SAN FRANCISCO - Radiology residents who pull after-hours duty in the emergency department are obviously required to think fast and offer quick interpretations, but how good are they at making these decisions -- particularly when it comes to a life-threatening condition such as pulmonary emboli (PE)?
Dr. Yair Safriel, a resident at the State University of New York Downstate in Brooklyn tackled that question in a presentation at the American Society for Emergency Radiology meeting on Thursday. Safriel's group conducted a retrospective study of CT pulmonary angiograms (CTPA) and the success rate of residents in identifying PE.
"In New York City, of the five major hospitals affiliated with medical schools, none have 24-hour attending [radiologist] coverage.

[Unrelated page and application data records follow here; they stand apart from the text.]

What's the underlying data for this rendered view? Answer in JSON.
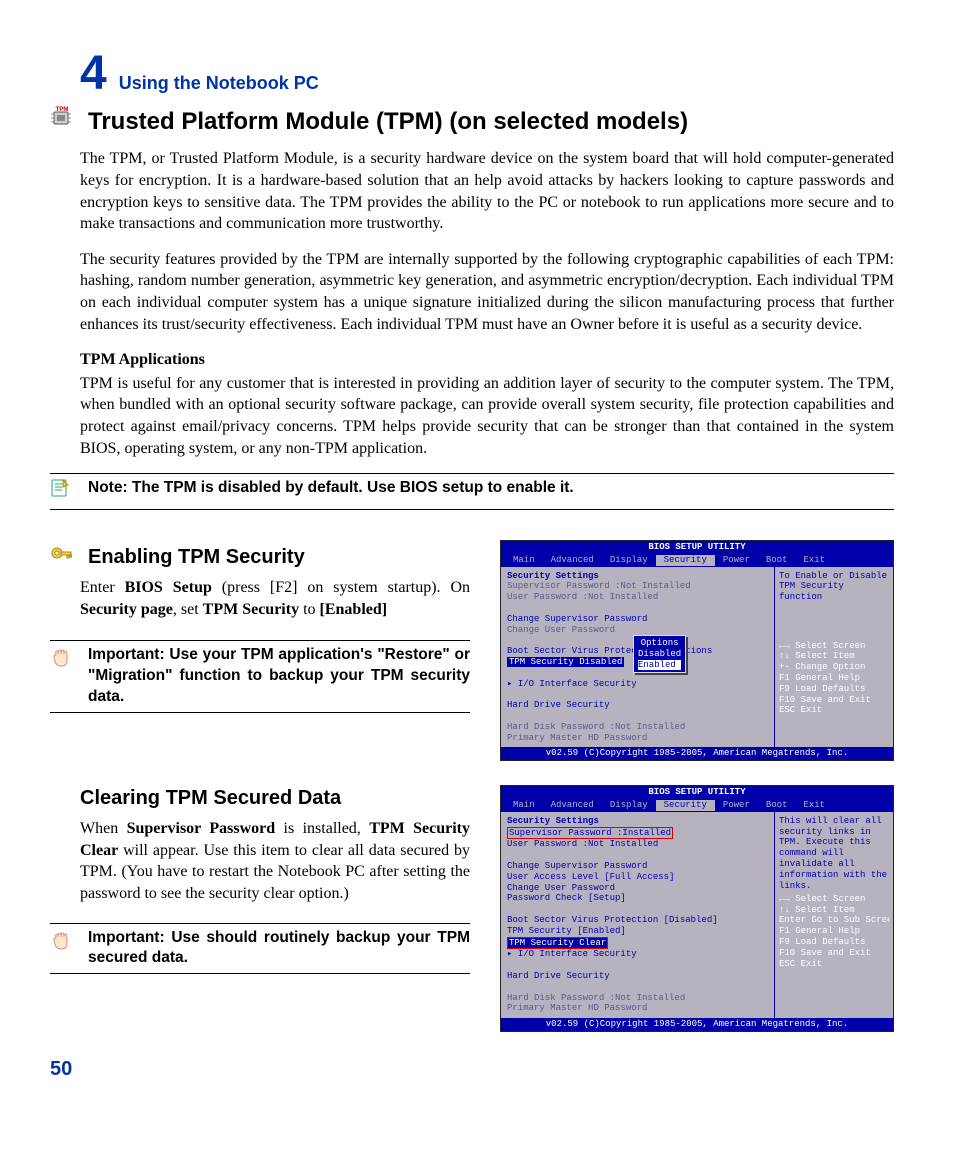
{
  "chapter": {
    "num": "4",
    "title": "Using the Notebook PC"
  },
  "section1": {
    "heading": "Trusted Platform Module (TPM) (on selected models)",
    "p1": "The TPM, or Trusted Platform Module, is a security hardware device on the system board that will hold computer-generated keys for encryption. It is a hardware-based solution that an help avoid attacks by hackers looking to capture passwords and encryption keys to sensitive data. The TPM provides the ability to the PC or notebook to run applications more secure and to make transactions and communication more trustworthy.",
    "p2": "The security features provided by the TPM are internally supported by the following cryptographic capabilities of each TPM: hashing, random number generation, asymmetric key generation, and asymmetric encryption/decryption. Each individual TPM on each individual computer system has a unique signature initialized during the silicon manufacturing process that further enhances its trust/security effectiveness. Each individual TPM must have an Owner before it is useful as a security device.",
    "subheading": "TPM Applications",
    "p3": "TPM is useful for any customer that is interested in providing an addition layer of security to the computer system. The TPM, when bundled with an optional security software package, can provide overall system security, file protection capabilities and protect against email/privacy concerns. TPM helps provide security that can be stronger than that contained in the system BIOS, operating system, or any non-TPM application.",
    "note": "Note: The TPM is disabled by default. Use BIOS setup to enable it."
  },
  "section2": {
    "heading": "Enabling TPM Security",
    "p1a": "Enter ",
    "p1b": "BIOS Setup",
    "p1c": " (press [F2] on system startup). On ",
    "p1d": "Security page",
    "p1e": ", set ",
    "p1f": "TPM Security",
    "p1g": " to ",
    "p1h": "[Enabled]",
    "callout": "Important: Use your TPM application's \"Restore\" or \"Migration\" function to backup your TPM security data."
  },
  "section3": {
    "heading": "Clearing TPM Secured Data",
    "p1a": "When ",
    "p1b": "Supervisor Password",
    "p1c": " is installed, ",
    "p1d": "TPM Security Clear",
    "p1e": " will appear. Use this item to clear all data secured by TPM. (You have to restart the Notebook PC after setting the password to see the security clear option.)",
    "callout": "Important: Use should routinely backup your TPM secured data."
  },
  "bios1": {
    "title": "BIOS SETUP UTILITY",
    "tabs": [
      "Main",
      "Advanced",
      "Display",
      "Security",
      "Power",
      "Boot",
      "Exit"
    ],
    "heading": "Security Settings",
    "lines": [
      "Supervisor Password  :Not Installed",
      "User Password        :Not Installed",
      "",
      "Change Supervisor Password",
      "Change User Password",
      "",
      "Boot Sector Virus Protection  : Options",
      "TPM Security                  Disabled",
      "                              Enabled",
      "▸ I/O Interface Security",
      "",
      "Hard Drive Security",
      "",
      "Hard Disk Password    :Not Installed",
      "Primary Master HD Password"
    ],
    "help_top": "To Enable or Disable TPM Security function",
    "help_keys": [
      "←→   Select Screen",
      "↑↓   Select Item",
      "+-   Change Option",
      "F1   General Help",
      "F9   Load Defaults",
      "F10  Save and Exit",
      "ESC  Exit"
    ],
    "footer": "v02.59 (C)Copyright 1985-2005, American Megatrends, Inc."
  },
  "bios2": {
    "title": "BIOS SETUP UTILITY",
    "tabs": [
      "Main",
      "Advanced",
      "Display",
      "Security",
      "Power",
      "Boot",
      "Exit"
    ],
    "heading": "Security Settings",
    "lines": [
      "Supervisor Password  :Installed",
      "User Password        :Not Installed",
      "",
      "Change Supervisor Password",
      "User Access Level            [Full Access]",
      "Change User Password",
      "Password Check               [Setup]",
      "",
      "Boot Sector Virus Protection [Disabled]",
      "TPM Security                 [Enabled]",
      "TPM Security Clear",
      "▸ I/O Interface Security",
      "",
      "Hard Drive Security",
      "",
      "Hard Disk Password    :Not Installed",
      "Primary Master HD Password"
    ],
    "help_top": "This will clear all security links in TPM. Execute this command will invalidate all information with the links.",
    "help_keys": [
      "←→    Select Screen",
      "↑↓    Select Item",
      "Enter Go to Sub Screen",
      "F1    General Help",
      "F9    Load Defaults",
      "F10   Save and Exit",
      "ESC   Exit"
    ],
    "footer": "v02.59 (C)Copyright 1985-2005, American Megatrends, Inc."
  },
  "page_num": "50"
}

That means that residents are reading these scans, and it can have potentially deadly results on the patients," Safriel said.
This study involved 25 consecutive CTPA exams, with nine referred from the intensive care unit and seven from the ER. The overall rate of PE was 44%, Safriel said.
Two attending radiologists and four residents, including one first-year, reviewed the scans. "That’s important because the first-year was interpreting routine pulmonary angiograms soon after he started on-call," Safriel said.
Each CTPA was divided into 28 arterial zones based on pulmonary anatomy, for a total of 700 arterial zones. The presence of pulmonary emboli was rated as high, intermediate, low probability, or not visualized.
For the kappa analysis, the zones were assigned to three regions: Region 1 was the main pulmonary artery; Region 2 was the left lower lobe; and Region 3 was made up of the subsegmental arteries.
"We wanted to approximate the clinical setting as much as possible," Safriel said. "At our institution, residents at night give a preliminary report, and the attending will come in the morning for the final verdict. There should not be a significant difference between the preliminary report and the final interpretation."
According to the results, interobserver agreement was good in Region 1, or the main pulmonary artery (K=0.61) and fair in the segmental arteries (Region 2; K=0.26). In Region 3, interobserver agreement was poor (K=0.16), Safriel said. Interobserver agreement was greatest (K >0.4) in the left main, left lower lobe, and right main pulmonary arteries, he added.
Safriel concluded that residents and attending radiologists could come to similar conclusions regarding central pulmonary emboli. Although there was greater disagreement in the subsegmental arteries, residents are capable of accurately assessing patients for PE in an emergency setting, he said.
One session attendee pointed out that the results would have been different, and possibly more meaningful, if the two attending radiologists had specialized in chest trauma.
"Not all attendings are created equal and not all residents are created equal," the attendee said. "If these were chest attendings, you’d have had a different set of results, just as if you’ve got a first-year or a senior resident, you’d expect different results."